Happiness is a list: five things I’m grateful for today.

If you’re someone who struggles with anxiety, then lists can be part of your happy place. For me, one of the worst things about anxiety is feeling out of control. Control is important to me. Control is my safe space. Archimedes wanted a long lever: I find salvation in order. [i]  

Repeated studies show that having a gratitude practice improves one’s life. Report after article delineates the importance: grateful people are happier, live longer, have better relationships and improved health, and grow long and luxurious hair. That last one might not be true, but it should be. I sometimes resent that the only reward for living the good life is the good life. Shouldn’t there be bells and whistles? Shouldn’t I get a big bag of money and a pony?

I’m not naturally grateful. I’m polite, and I express thanks at appropriate moments, but I don’t walk around in a state of constant appreciation. I really should. The world and the bits and pieces I’m exposed to are miracles.

I suspect a daily gratitude practice would improve things for me as well, but I’m not the best at adopting good habits. I’ll embrace something that might harm, however, with shocking alacrity. I’ve long suspected that smart people are stupid.

I have an app called “Gratitude” that helped for a bit until the notifications started to annoy me. I told myself I’d remember to practice gratitude without the phone’s ping, but I was wrong.
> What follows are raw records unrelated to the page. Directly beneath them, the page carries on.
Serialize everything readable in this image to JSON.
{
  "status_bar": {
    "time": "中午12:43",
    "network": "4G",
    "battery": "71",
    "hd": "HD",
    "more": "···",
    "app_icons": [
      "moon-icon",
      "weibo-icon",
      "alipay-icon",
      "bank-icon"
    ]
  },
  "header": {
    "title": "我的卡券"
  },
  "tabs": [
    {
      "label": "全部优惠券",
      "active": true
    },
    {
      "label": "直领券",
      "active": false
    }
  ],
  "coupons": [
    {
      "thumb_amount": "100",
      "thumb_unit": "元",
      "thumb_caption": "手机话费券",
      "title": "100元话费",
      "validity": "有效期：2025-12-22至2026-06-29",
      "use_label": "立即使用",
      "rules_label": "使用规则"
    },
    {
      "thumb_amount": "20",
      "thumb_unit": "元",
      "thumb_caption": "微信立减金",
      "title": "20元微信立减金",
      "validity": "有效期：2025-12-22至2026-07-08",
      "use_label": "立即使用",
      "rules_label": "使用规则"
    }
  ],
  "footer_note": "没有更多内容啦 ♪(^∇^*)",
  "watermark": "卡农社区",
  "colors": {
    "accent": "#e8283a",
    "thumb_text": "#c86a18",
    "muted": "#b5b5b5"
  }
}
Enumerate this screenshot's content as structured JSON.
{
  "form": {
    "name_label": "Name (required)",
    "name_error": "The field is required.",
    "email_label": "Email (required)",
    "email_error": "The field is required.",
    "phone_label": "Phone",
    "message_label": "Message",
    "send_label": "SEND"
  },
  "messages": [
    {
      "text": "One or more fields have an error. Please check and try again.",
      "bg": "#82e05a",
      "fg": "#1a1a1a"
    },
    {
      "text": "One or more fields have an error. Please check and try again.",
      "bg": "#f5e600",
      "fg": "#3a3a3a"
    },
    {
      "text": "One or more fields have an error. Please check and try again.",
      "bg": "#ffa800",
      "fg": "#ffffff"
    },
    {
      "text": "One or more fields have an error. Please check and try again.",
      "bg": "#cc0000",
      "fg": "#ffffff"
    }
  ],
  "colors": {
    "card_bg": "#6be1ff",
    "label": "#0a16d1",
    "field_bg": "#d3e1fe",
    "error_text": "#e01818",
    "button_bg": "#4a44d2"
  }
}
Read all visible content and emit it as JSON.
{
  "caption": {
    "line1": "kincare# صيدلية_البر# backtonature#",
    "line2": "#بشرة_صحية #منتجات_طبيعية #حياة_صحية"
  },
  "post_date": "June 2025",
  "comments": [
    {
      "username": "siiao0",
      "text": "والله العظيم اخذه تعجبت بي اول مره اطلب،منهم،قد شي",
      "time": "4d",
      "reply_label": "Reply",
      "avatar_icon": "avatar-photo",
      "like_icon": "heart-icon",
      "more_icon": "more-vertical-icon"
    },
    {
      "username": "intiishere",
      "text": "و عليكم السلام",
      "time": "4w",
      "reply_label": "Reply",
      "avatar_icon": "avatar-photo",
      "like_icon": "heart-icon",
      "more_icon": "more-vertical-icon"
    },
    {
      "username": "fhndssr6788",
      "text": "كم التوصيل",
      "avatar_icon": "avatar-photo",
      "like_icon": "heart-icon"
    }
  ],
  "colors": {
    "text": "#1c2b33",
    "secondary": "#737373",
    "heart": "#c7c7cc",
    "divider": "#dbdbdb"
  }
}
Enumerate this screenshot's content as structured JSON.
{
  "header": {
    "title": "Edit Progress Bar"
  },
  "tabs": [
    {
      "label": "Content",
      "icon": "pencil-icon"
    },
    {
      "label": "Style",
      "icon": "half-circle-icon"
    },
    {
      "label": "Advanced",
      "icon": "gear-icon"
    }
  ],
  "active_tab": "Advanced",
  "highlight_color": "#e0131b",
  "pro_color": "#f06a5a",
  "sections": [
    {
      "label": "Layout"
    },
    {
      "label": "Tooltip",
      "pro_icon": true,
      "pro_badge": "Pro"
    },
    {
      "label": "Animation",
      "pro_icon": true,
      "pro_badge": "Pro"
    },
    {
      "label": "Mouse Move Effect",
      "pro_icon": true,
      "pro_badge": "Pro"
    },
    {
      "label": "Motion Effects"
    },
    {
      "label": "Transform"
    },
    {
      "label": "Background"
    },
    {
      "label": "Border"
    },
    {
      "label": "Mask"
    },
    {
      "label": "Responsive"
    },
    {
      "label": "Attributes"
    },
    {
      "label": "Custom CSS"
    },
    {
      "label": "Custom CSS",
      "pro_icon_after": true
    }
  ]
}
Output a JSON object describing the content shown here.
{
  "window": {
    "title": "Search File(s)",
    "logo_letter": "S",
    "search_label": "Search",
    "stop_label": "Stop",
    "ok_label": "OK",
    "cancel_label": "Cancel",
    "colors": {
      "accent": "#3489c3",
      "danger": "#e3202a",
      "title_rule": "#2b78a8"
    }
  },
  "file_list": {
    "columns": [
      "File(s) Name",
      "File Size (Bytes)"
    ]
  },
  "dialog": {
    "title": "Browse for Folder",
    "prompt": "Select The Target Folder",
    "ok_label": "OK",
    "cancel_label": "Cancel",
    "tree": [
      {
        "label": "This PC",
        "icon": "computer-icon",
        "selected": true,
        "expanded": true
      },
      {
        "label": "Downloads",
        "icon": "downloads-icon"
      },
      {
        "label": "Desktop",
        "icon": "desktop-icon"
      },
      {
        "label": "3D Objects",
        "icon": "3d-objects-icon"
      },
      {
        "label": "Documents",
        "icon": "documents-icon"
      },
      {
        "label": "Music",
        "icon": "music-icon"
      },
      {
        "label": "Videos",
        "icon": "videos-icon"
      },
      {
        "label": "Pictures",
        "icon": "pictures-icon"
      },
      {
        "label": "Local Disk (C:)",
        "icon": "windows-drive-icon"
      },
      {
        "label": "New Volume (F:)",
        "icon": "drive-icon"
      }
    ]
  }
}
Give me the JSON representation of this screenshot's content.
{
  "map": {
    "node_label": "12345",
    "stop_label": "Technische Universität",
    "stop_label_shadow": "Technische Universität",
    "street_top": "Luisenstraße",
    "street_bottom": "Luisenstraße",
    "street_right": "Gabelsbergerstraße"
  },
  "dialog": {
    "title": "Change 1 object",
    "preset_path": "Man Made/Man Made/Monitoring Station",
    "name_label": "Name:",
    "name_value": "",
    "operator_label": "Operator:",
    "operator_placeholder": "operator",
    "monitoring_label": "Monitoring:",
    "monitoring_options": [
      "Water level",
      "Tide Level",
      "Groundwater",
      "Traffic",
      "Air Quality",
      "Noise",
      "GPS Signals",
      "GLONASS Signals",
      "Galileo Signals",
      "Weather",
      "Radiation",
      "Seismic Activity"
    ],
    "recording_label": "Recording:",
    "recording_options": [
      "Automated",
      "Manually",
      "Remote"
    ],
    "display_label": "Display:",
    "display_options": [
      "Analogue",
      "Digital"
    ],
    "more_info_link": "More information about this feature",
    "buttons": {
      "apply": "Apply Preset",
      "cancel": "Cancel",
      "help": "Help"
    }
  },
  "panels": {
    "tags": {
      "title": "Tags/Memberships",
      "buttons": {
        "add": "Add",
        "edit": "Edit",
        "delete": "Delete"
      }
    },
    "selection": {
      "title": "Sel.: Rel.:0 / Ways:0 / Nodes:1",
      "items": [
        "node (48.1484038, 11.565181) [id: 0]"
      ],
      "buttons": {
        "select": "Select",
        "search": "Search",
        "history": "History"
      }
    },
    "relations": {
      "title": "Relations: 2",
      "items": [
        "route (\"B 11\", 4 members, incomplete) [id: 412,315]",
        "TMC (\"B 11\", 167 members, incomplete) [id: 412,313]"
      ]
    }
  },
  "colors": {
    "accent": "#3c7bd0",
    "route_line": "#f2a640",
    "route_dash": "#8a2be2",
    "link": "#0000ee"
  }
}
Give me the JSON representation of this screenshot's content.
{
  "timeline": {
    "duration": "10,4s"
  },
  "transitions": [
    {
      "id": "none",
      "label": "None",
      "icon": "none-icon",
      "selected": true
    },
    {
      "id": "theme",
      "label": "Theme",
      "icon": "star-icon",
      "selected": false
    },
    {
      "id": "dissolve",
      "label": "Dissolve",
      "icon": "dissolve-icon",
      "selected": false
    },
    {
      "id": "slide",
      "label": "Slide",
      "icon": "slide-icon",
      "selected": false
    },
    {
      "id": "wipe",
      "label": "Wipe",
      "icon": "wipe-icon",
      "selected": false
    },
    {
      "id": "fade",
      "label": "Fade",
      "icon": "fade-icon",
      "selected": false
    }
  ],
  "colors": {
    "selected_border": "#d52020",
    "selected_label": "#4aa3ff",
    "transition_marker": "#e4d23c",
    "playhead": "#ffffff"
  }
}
On the bright side, I didn’t learn from history: I never remember to do the thing the notifications reminded me to do once I turn them off.

Anyhow, new year, new phone set up: the reminders are back. One would think renewed enthusiasm would simplify the task, but that hasn’t been the case. I struggle. I feel judged. I worry that if I’m only grateful for the banal, I’ll score low when my work is graded.

Things I’m grateful for that I forget to be grateful for:

I live indoors. I have a house, and the house has a roof. There’s electricity and heat, cable and internet. I have potable water. I have a place to go and food in the cupboards when I get there. These are no small things.

I have family and friends. My family tramples on my boundaries and treats me badly quite often. Ditto my friends, though I’m working on expanding that group. I plan to use good boundaries from the get-go this time. I’m grateful for the people that are still here, problems notwithstanding. I miss the ones who left too soon.

There was help. I’ve tried to kill myself three times in a serious way. More times than that, if you count my more casual efforts. I’ve mutilated myself. I’ve lived on the edge of destruction with a decades-long eating disorder. And, through it all, there’s been support. People helped me. Professionals helped me – or tried to. Not everyone is so blessed.

There are no military police controlling my movements. I was allowed an education. I got to choose my relationships. I was allowed to wear pants. I wasn’t killed because I had a child while unmarried (a situation that remained). The government doesn’t legislate my body.

There is infrastructure. There are schools, roads, and hospitals. There is the ease that comes from not living in a war zone and not living with domestic terrorism.

I struggle, sometimes, to come up with things to be grateful for. Such is the gift of privilege. Such is my shame.

photo credit: The Health Sessions

(In case you’re frantically searching for Bloganuary nine, rest easy: I didn’t write it. I got to emails and things literary late on Sunday. I thought about carrying on regardless, but my heart wasn’t in it. Learning to say “no” is an important lesson.)


[i] Archimedes said, or was purported to have said, “give me a lever long enough and I’ll move the world.” The thoughts aren’t really connected, I just enjoyed being able to toss out the name of an old Greek scholar.


#Bloganuary 10: What are five things you’re grateful for today?